Division of Nephrology, Department of Pediatrics, University of California, San Francisco.
Department of Epidemiology and Biostatistics, University of California, San Francisco.
JAMA Pediatr. 2018 Feb 1;172(2):174-180. doi: 10.1001/jamapediatrics.2017.4083.
The kidney failure risk equation (KFRE) has been shown to accurately estimate progression to kidney failure in adults with chronic kidney disease (CKD). Use of the KFRE in children with CKD, if accurate, would help to optimize planning for end-stage renal disease (ESRD) care.
To determine whether the KFRE adequately discriminates the risk of ESRD in children with CKD.
DESIGN, SETTING, AND PARTICIPANTS: This retrospective cohort study included 603 children with an estimated glomerular filtration rate of less than 60 mL/min/1.73 m2 in the Chronic Kidney Disease in Children study, a national multicenter observational study. Data were collected from January 1, 2005, through July 31, 2013, and analyzed from September 30, 2016, through September 8, 2017.
The primary predictive factors were the 4-variable (age, sex, bedside Schwartz estimated glomerular filtration rate, and ratio of albumin to creatinine levels) and 8-variable (4 variables plus serum calcium, phosphate, bicarbonate, and albumin levels) KFREs, which provide 1-, 2-, and 5-year estimates of the risk of progression to ESRD.
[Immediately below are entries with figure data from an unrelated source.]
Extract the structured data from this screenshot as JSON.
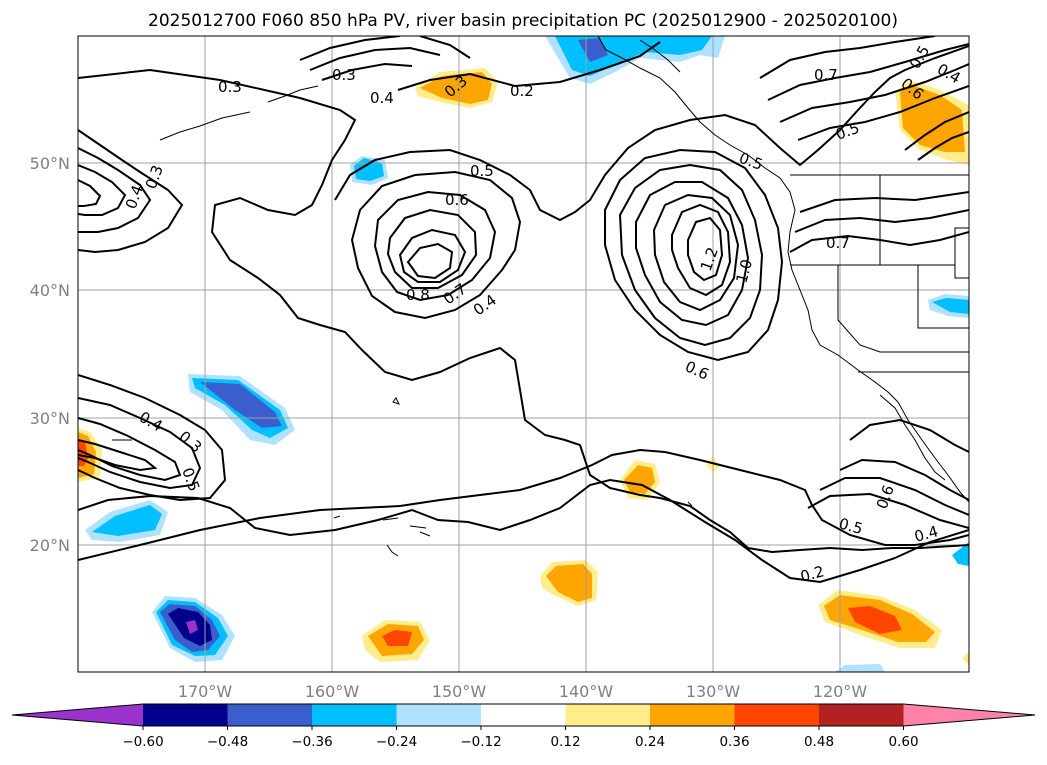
{
  "title": "2025012700 F060 850 hPa PV, river basin precipitation PC (2025012900 - 2025020100)",
  "map": {
    "lon_labels": [
      "170°W",
      "160°W",
      "150°W",
      "140°W",
      "130°W",
      "120°W"
    ],
    "lat_labels": [
      "50°N",
      "40°N",
      "30°N",
      "20°N"
    ],
    "contour_labels": [
      "0.3",
      "0.3",
      "0.4",
      "0.3",
      "0.4",
      "0.2",
      "0.5",
      "0.6",
      "0.8",
      "0.7",
      "0.4",
      "0.6",
      "1.2",
      "1.0",
      "0.7",
      "0.7",
      "0.5",
      "0.4",
      "0.3",
      "0.5",
      "0.6",
      "0.5",
      "0.4",
      "0.2",
      "0.4",
      "0.6",
      "0.5",
      "0.3",
      "0.5"
    ]
  },
  "colorbar": {
    "tick_labels": [
      "−0.60",
      "−0.48",
      "−0.36",
      "−0.24",
      "−0.12",
      "0.12",
      "0.24",
      "0.36",
      "0.48",
      "0.60"
    ],
    "colors": [
      "#9933cc",
      "#00008b",
      "#3a5fcd",
      "#00bfff",
      "#b0e2ff",
      "#ffffff",
      "#ffec8b",
      "#ffa500",
      "#ff4500",
      "#b22222",
      "#ff83a8"
    ]
  }
}
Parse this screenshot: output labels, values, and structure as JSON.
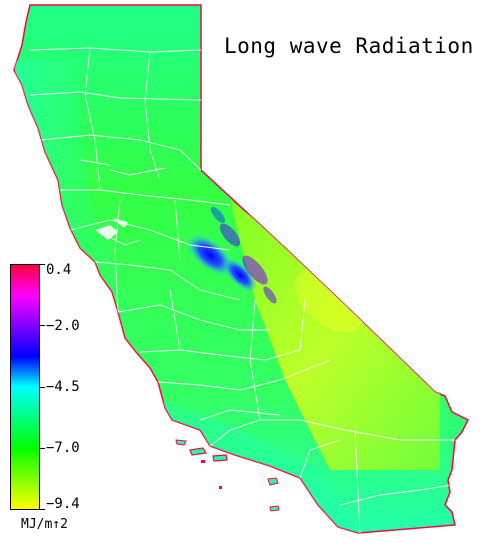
{
  "title": "Long wave Radiation",
  "legend": {
    "units": "MJ/m↑2",
    "tick_labels": [
      "0.4",
      "−2.0",
      "−4.5",
      "−7.0",
      "−9.4"
    ],
    "colors": [
      "#ff0040",
      "#ff00ff",
      "#8000ff",
      "#0000ff",
      "#00ffff",
      "#00ff80",
      "#00ff00",
      "#80ff00",
      "#ffff00"
    ]
  },
  "map": {
    "region": "California",
    "base_color": "#33ff55",
    "low_color": "#e6ff22",
    "high_color": "#0000ff",
    "boundary_color": "#ffffff",
    "edge_color": "#ff0044"
  }
}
Time to ESRD. The Cox proportional hazards model was used to examine the association between the KFRE score and time to ESRD. C statistics were used to discriminate ESRD risk by the KFRE, with a value of greater than 0.80 indicating strong discrimination.
Of the 603 children included in the study, 378 were boys (62.7%) and 225 were girls (37.3%); median age at study entry was 12 years (interquartile range, 8-15 years). Median estimated glomerular filtration rate was 44 mL/min/1.73 m2. Four hundred fifty-seven participants (75.8%) had a nonglomerular cause of CKD. Median observation time was 3.8 years (interquartile range, 1.7-6.2 years); 144 (23.9%) developed ESRD within 5 years of enrollment. The 4-variable KFRE scores discriminated risk of ESRD, with C statistics of 0.90, 0.86, and 0.81 for the 1-, 2-, and 5-year risk scores, respectively. Results were similar using the 8-variable equation.
The KFRE is a simple tool that provides excellent discrimination of the risk of ESRD. Results suggest that the KFRE could be incorporated into the clinical care of children with CKD to aid in anticipatory guidance, timing of referral for transplant evaluation, and planning for dialysis access.
已证明肾脏衰竭风险方程 (KFRE) 能够准确估计慢性肾脏病 (CKD) 成人患者进展为肾衰竭的风险。如果 KFRE 在 CKD 儿童中使用准确,将有助于优化终末期肾病 (ESRD) 护理的规划。
确定 KFRE 是否能充分区分 CKD 儿童发生 ESRD 的风险。
设计、地点和参与者: 这项回顾性队列研究纳入了慢性肾脏病儿童研究中的 603 名估计肾小球滤过率 (eGFR) 低于 60mL/min/1.73m2 的儿童,这是一项全国多中心观察性研究。数据收集于 2005 年 1 月 1 日至 2013 年 7 月 31 日,分析于 2016 年 9 月 30 日至 2017 年 9 月 8 日进行。
主要预测因素为 4 变量(年龄、性别、床边 Schwartz 估计肾小球滤过率和白蛋白与肌酐比值)和 8 变量(4 变量加血清钙、磷、碳酸氢盐和白蛋白水平)KFRE,它们提供了 1、2 和 5 年进展为 ESRD 的风险估计。
ESRD 发生时间。Cox 比例风险模型用于检验 KFRE 评分与 ESRD 发生时间之间的关系。C 统计量用于通过 KFRE 区分 ESRD 风险,C 统计量大于 0.80 表示具有较强的区分能力。
研究共纳入 603 名儿童,其中 378 名男性(62.7%),225 名女性(37.3%);研究入组时的中位年龄为 12 岁(四分位距,8-15 岁)。中位 eGFR 为 44mL/min/1.73m2。457 名参与者(75.8%)患有非肾小球性 CKD。中位观察时间为 3.8 年(四分位距,1.7-6.2 年);144 名(23.9%)在入组后 5 年内发生 ESRD。4 变量 KFRE 评分可区分 ESRD 风险,其 1、2 和 5 年风险评分的 C 统计量分别为 0.90、0.86 和 0.81。使用 8 变量方程得到的结果相似。
KFRE 是一种简单的工具,可提供出色的 ESRD 风险区分能力。结果表明,KFRE 可纳入 CKD 儿童的临床护理中,以帮助提供预期指导、确定移植评估的转诊时机以及规划透析通路。